Mit diversen Kurzgeschichten bewirbt Allianz Global Assistance auf eine komisch sarkastische Art ihre Reiseversicherungen. Lesen Sie hier die Geschichte von Madame Legrand, ihrem Sohn, der feuchten Kellertreppe und wieso der Abschluss einer Reisekostenversicherung von Vorteil gewesen wäre.

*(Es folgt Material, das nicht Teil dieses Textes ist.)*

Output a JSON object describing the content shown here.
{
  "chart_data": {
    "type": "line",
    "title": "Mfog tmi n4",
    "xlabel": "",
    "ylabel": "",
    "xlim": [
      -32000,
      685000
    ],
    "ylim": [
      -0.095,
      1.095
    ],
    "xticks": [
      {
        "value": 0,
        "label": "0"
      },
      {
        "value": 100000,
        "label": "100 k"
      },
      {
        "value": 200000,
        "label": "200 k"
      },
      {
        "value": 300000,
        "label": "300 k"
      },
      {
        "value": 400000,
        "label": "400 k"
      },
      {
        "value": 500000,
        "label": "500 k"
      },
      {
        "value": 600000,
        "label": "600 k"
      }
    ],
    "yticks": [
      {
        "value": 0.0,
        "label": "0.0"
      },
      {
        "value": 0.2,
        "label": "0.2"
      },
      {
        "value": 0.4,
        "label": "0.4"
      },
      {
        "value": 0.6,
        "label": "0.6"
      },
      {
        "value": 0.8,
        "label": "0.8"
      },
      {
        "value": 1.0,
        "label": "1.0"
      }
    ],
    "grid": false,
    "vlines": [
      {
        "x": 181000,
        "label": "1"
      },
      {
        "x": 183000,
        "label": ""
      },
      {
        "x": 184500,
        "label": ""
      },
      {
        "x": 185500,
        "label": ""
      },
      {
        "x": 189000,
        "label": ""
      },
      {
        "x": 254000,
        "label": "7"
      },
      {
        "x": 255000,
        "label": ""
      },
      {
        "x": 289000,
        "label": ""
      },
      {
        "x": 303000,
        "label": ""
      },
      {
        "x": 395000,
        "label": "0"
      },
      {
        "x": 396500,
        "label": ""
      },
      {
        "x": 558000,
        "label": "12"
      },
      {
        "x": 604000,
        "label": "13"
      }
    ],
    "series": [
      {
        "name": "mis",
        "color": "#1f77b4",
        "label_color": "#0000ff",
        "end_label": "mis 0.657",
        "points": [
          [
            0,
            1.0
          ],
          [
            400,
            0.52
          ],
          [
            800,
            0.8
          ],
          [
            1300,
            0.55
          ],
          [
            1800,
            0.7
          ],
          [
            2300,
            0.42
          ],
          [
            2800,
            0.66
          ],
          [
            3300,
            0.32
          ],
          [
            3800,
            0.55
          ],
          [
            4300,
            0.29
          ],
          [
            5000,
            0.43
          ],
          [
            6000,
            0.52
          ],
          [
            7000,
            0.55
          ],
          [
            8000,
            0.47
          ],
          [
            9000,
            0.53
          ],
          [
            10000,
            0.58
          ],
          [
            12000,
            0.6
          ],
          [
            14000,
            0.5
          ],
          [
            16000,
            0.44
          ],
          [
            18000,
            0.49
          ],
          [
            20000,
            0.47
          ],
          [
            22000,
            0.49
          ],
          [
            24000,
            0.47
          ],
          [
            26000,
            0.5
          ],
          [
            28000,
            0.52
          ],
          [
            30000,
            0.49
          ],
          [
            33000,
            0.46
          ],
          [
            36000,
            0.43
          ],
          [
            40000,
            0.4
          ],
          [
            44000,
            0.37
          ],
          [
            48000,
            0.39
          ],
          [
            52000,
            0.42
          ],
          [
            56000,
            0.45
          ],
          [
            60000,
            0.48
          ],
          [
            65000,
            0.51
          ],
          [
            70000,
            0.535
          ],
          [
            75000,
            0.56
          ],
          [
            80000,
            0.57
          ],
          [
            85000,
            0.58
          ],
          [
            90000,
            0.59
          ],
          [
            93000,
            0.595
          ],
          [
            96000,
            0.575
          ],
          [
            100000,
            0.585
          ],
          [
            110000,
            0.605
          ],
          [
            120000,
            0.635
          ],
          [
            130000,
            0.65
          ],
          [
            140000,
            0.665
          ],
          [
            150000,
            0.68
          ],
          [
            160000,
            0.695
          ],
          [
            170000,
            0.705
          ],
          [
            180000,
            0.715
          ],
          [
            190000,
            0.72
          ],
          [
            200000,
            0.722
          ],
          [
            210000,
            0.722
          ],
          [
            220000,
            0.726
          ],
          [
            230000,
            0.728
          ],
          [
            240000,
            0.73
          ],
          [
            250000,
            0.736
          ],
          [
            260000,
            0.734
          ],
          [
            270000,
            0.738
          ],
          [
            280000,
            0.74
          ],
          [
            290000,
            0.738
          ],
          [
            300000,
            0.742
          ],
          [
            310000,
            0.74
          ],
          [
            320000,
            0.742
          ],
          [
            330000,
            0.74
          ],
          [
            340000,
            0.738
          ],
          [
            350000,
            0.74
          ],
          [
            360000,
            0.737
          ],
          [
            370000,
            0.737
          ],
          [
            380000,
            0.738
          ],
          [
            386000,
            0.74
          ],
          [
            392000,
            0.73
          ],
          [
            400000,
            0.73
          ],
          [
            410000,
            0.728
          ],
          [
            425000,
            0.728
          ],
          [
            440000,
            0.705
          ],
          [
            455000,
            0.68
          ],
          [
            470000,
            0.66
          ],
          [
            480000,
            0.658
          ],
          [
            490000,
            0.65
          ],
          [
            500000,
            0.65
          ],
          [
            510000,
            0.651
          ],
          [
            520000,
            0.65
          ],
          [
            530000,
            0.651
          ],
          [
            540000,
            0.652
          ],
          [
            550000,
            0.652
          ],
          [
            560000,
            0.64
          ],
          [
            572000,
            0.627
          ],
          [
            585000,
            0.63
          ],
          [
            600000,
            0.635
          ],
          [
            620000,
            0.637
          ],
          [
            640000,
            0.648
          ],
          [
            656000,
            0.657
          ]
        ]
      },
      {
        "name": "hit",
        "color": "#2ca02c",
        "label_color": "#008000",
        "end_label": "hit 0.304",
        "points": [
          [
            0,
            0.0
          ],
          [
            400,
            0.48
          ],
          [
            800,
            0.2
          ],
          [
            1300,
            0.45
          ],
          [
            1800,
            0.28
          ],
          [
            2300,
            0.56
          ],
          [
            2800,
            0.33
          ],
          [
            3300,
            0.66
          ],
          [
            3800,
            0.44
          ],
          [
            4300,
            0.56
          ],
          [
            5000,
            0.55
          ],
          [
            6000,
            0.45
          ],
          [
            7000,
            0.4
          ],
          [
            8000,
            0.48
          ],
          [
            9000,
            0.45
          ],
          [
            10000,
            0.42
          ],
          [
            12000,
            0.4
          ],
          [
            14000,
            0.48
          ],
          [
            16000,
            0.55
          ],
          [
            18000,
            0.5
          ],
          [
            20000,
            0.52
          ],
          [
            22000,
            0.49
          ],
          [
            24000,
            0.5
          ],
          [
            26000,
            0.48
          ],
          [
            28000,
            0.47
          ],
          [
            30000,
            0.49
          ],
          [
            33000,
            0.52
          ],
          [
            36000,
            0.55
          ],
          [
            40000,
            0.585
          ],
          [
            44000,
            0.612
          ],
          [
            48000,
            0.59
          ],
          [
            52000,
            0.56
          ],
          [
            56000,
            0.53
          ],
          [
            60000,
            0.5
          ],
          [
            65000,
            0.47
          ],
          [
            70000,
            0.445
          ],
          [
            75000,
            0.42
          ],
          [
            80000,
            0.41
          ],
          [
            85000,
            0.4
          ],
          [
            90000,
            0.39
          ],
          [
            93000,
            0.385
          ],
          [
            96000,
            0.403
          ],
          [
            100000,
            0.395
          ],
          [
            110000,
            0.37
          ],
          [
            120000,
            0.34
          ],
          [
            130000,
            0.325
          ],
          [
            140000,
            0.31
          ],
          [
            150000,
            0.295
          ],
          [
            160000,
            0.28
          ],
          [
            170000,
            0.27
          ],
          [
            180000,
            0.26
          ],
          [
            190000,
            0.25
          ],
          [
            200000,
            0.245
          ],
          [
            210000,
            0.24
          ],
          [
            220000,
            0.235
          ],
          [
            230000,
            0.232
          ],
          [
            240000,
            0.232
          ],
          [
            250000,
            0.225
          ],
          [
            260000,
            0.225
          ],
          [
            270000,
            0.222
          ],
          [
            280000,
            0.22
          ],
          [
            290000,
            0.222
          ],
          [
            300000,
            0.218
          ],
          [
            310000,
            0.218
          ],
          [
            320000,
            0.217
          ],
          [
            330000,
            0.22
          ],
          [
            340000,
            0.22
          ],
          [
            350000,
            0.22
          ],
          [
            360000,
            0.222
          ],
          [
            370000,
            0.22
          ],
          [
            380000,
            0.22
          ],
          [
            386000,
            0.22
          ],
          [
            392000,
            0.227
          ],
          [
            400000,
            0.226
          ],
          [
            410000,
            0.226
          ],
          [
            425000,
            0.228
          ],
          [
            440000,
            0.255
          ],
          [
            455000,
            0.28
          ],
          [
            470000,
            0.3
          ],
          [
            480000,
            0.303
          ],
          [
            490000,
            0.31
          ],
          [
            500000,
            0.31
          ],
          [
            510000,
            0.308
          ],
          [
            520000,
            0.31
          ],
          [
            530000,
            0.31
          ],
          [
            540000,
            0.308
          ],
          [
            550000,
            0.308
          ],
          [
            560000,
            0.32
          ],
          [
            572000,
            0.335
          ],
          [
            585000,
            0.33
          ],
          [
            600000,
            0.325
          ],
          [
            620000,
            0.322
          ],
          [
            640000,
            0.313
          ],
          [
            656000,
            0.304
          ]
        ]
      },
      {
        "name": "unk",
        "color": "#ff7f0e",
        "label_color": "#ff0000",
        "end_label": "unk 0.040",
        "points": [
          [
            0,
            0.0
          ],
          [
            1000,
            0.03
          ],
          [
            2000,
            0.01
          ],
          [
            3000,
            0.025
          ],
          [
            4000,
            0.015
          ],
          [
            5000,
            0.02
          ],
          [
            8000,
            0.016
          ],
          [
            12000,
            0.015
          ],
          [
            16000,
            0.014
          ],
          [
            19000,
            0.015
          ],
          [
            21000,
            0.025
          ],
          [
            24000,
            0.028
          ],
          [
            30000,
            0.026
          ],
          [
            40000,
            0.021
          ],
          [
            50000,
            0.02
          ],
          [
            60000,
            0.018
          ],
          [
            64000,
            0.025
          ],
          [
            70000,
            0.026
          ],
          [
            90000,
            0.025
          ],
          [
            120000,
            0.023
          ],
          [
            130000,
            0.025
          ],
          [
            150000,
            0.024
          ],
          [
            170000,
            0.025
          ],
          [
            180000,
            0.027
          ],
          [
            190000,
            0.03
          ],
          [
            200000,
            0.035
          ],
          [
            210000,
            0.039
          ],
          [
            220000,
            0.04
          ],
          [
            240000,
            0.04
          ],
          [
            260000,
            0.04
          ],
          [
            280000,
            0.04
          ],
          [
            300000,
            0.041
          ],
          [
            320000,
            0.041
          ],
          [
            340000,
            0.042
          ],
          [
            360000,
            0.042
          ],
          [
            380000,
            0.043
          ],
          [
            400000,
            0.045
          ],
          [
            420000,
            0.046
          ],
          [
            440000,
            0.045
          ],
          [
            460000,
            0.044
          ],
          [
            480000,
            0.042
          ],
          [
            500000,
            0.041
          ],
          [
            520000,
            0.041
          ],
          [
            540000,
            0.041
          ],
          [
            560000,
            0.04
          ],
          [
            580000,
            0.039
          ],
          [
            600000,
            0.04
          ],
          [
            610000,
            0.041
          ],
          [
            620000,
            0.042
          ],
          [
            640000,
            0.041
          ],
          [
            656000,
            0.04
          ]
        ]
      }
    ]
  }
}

Madame Legrand ist eine gute Mutter. Das zeigt sich daran, dass sie die Partnerwahl ihres Sohnes Michel einer besonders genauen Prüfung unterzieht. Für Michel ist nur die Beste gut genug! Bisher hat das allerdings nur auf eine Frau in Michels Leben zugetroffen: Madame Legrand selbst. Auch Michels neue Freundin Perrine, die zwar eine Nette ist und auch eine Hübsche, sieht man einmal von ihrer freizügigen Mode ab, erfüllt leider Madame Legrands hohe Anforderungen nicht. Das hat Perrine bereits beim ersten Besuch zu spüren bekommen: Hier eine spitze Bemerkung, dort ein verlogenes Kompliment, da eine blossstellende Frage. Perrine leidet ziemlich. Vor allem seit sie regelmässig gefragt wird, ob sie zugenommen habe. Hat sie nämlich ein bisschen. Nun der Schock für die arme Madame Legrand: Heirat! Es kann sich dabei nur um eine spätpubertäre Ablösungs- und Trotzreaktion von Michel handeln, wie seine Mutter folgert. Doch Michel, unreif wie immer, schaltet auf stur und fliegt auch noch mit diesem Flittchen in die Schweiz. Sicher geht sie mit seiner Kreditkarte auf Grosseinkauf! Madame Legrand ist très furieuse und rutscht, während sie über Perrines dicken Hintern schimpft, auf der feuchten Kellertreppe aus. Genickbruch. Die Reise muss annulliert werden. Michel und Perrine sind traurig. In erster Linie deshalb, weil sie vergessen haben, beim Hotelier eine Reisekostenversicherung abzuschliessen.